Van der Wal meldde zich later ziek en werd eind augustus 1943 ontslagen met terugwerkende kracht tot 1 maart. Dat heeft te maken gehad met zijn houding in de maand maart of al eerder. Dat blijkt heel duidelijk uit een bericht, dat de agent-rechercheur Willem de Groot van de Leidse Documentatiedienst medio december 1943 stuurde naar de Sipo/SD in Rotterdam. Daarin schreef De Groot: ‘Den 17. Mai hat er sich verweigert Juden fest zu nehmen aus welcher Gründen er einige Zeit später entlassen würden ist.’
Zou het gedrag van Van der Wal tegenover zijn superieur werkelijk hebben geleid tot een nachtje in de cel? Het zou goed kunnen dat er meer aan de hand is geweest, maar daar zijn nog steeds geen doorslaggevende gegevens over gevonden. Desondanks worden uit de combinatie van bronnen de contouren van iets anders zichtbaar.

Van der Wal waarschuwde via zijn vrouw
Van der Wal vertelde in 1973, dat op de dag vóór de ontruiming, toen hij al was gearresteerd, zijn vrouw Hijme Stoffels waarschuwde. De dag lijkt niet helemaal te kloppen, maar dat Stoffels door haar werd gewaarschuwd staat wel vast. Klaarblijkelijk was mw. Van der Wal-van de Velden op de hoogte was van de reddingspogingen van Stoffels. Waarom belde zij hem anders? Maar zou zij alleen Stoffels op de hoogte hebben gebracht?
Stoffels en zijn vrouw Emilie van Brussel woonden om de hoek van het weeshuis en hadden veel contact met de directeur Nathan Italie. Al vaker had hij Italie dringend gevraagd om de kinderen en het personeel te laten onderduiken, maar die had dat steeds geweigerd. Tot aan het begin van de ontruiming wees Italie consequent alle voorstellen af, met als gevolg, dat bijna alle bewoners werden weggevoerd en vermoord.

Stoffels en Van der Wal
Stoffels en Van der Wal bleven contact houden. Dat blijkt wel uit het feit, dat er in het archief van Stoffels een briefje zit, waarin wordt gesproken over een nieuw persoonsbewijs voor Dingeman en zijn zoon Hugo.
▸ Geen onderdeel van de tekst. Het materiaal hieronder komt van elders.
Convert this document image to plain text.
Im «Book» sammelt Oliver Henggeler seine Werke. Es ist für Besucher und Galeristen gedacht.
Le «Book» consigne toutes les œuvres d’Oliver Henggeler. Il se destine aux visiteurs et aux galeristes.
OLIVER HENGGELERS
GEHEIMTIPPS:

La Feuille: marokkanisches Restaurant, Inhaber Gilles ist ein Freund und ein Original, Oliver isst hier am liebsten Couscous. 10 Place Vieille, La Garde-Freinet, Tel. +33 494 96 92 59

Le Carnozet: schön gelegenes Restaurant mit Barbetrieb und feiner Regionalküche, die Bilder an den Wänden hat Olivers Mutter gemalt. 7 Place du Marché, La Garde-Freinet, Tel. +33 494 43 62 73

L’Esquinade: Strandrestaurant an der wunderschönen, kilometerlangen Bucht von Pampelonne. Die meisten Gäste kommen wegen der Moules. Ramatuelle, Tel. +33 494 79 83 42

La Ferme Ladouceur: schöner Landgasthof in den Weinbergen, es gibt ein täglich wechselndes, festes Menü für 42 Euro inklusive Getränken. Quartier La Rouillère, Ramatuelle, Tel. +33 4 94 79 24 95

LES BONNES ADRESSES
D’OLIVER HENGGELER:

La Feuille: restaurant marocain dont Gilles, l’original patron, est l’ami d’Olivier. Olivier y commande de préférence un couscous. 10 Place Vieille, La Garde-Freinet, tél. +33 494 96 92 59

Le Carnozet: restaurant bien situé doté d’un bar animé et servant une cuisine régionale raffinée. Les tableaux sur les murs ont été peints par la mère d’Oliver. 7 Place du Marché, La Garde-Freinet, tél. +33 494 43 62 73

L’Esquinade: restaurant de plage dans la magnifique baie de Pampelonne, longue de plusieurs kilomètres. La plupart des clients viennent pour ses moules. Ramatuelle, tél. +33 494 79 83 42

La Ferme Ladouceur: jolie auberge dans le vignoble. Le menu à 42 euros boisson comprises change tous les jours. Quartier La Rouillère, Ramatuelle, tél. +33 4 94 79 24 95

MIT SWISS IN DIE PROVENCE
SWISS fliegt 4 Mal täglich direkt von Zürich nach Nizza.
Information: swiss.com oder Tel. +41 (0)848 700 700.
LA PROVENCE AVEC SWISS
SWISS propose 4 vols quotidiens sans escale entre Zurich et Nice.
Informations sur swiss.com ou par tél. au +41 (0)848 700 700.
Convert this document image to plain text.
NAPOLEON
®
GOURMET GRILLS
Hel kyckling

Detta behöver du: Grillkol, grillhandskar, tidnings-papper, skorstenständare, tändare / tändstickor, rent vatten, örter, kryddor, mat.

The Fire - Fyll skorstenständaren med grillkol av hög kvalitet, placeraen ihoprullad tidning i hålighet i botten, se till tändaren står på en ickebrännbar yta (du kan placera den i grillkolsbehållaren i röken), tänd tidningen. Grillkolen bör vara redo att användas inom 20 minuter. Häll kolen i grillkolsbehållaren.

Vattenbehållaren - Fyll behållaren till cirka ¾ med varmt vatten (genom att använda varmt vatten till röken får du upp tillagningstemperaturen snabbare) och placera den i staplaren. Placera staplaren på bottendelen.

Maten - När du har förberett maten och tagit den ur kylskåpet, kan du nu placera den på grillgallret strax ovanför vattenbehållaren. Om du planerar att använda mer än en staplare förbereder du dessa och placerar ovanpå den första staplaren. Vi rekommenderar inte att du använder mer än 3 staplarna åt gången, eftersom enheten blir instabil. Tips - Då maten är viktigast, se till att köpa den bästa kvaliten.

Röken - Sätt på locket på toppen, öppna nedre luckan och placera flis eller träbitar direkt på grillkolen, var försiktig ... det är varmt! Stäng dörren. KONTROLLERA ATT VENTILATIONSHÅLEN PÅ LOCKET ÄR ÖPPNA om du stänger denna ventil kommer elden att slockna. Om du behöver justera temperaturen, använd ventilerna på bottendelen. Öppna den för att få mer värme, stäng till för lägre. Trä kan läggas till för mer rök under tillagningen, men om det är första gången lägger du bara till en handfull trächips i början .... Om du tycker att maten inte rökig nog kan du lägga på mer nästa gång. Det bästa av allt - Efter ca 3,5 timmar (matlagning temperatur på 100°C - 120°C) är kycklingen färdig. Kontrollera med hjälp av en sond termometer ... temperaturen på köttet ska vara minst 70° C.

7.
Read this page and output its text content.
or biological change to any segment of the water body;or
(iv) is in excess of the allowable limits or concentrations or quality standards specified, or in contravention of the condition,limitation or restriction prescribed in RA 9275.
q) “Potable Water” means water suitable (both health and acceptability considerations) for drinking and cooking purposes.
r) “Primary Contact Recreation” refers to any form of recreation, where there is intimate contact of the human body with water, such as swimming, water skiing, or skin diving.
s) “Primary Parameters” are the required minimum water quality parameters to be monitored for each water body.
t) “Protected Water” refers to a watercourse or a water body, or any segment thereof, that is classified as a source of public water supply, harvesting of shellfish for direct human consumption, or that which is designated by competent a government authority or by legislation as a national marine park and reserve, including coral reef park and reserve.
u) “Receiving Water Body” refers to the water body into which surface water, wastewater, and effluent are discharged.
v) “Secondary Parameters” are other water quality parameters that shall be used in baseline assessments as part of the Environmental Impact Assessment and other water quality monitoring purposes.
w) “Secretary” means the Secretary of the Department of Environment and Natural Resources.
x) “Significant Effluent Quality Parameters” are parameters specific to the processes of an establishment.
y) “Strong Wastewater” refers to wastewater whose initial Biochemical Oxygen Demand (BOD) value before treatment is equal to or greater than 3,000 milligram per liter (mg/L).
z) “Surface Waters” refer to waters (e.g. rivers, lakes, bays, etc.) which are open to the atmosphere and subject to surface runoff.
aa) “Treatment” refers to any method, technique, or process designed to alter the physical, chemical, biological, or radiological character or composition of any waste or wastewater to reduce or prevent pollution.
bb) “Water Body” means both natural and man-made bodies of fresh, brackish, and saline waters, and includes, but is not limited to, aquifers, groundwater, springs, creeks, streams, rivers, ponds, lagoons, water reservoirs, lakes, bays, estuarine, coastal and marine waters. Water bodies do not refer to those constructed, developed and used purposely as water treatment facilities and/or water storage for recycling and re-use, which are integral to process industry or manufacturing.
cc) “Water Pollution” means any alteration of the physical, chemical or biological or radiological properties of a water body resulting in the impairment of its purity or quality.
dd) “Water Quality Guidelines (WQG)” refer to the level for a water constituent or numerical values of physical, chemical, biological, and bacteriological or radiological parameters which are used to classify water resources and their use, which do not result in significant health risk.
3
Tot dan toe (het briefje is helaas niet gedateerd) liep Dingeman rond met zijn oorspronkelijk persoonsbewijs waarop zijn beroep werd vermeld. Hugo kreeg een ander PB van Cor van Wijk. Of zijn vader ook nog een ander PB heeft gekregen blijkt nergens uit.
Maar er is ook nog een andere relatie te leggen tussen de beide mannen. In 1955 was de rechercheur Herman Boorsma 25 jaar bij de politie, waarvan 21 jaar in Leiden. Op de feestelijke ochtend kreeg Boorsma bezoek van Van der Wal en oud-commissaris R.J. Meijer. Die laatste was in de zomer van 1942 op last van de Bezetter ontslagen. Daarna kwamen er drie oud-leden van de Leidse RVV op bezoek, onder wie Cees Piena, oud-commandant van de RVV-sectie van de Binnenlandse Strijdkrachten. Na het drietal van de RVV kwam het echtpaar Stoffels op bezoek. Verder kwam er nog een joods meisje feliciteren, dat als baby bij Boorsma ondergedoken had gezeten. Het is heel aannemelijk dat Stoffels daarbij een tussenpersoon was geweest. Overigens werd Van der Wal na de Bevrijding een tijd gedetacheerd bij de Politieke Recherche, daar kenden ze elkaar uiteraard ook van.

Raad van Verzet
Boorsma was in de oorlogsjaren minstens informant geweest van de Leidse RVV, maar de connectie van Boorsma met de RVV is pas tot stand gekomen ná de 17e maart 1943 om de doodeenvoudige reden, dat de RVV toen nog niet bestond. Van der Wal kende Boorsma al jaren als collega en de relatie met Stoffels was er op die 17e al wel.

Meer waarschuwingen
Mw. Van der Wal was niet de enige die een waarschuwing liet uitgaan. Kerkvliet en Uitvlugt citeerden Hijme Stoffels, die zei: ‘Naar mijn weten zijn alle Joden in Leiden zonder uitzondering gewaarschuwd wat ze op 17 maart konden verwachten’. Daarover zijn echter maar weinig ondersteunende bronnen te vinden. In de interviews die Leidse studenten hebben gemaakt voor het project Ook in Leiden komt dat waarschuwen een paar maal ter sprake. Bijvoorbeeld in het geval van de Joodse bakkersfamilie Weijl in de Kloksteeg. Het zijn natuurlijk allemaal latere herinneringen, die niet altijd even concreet (of nauwkeurig) zijn.
Maar er is een harde aanwijzing, dat er nog andere politieagenten dan Van der Wal voor het aanstaande onheil hebben gewaarschuwd. Daarover gaat een ander artikel op deze website, waarin ter sprake komt dat in ieder geval twee Leidse agenten persoonlijk mensen hebben gewaarschuwd voor de komende razzia van 17 maart 1943.

Tekst aangevuld op 15 en 24 april 2022.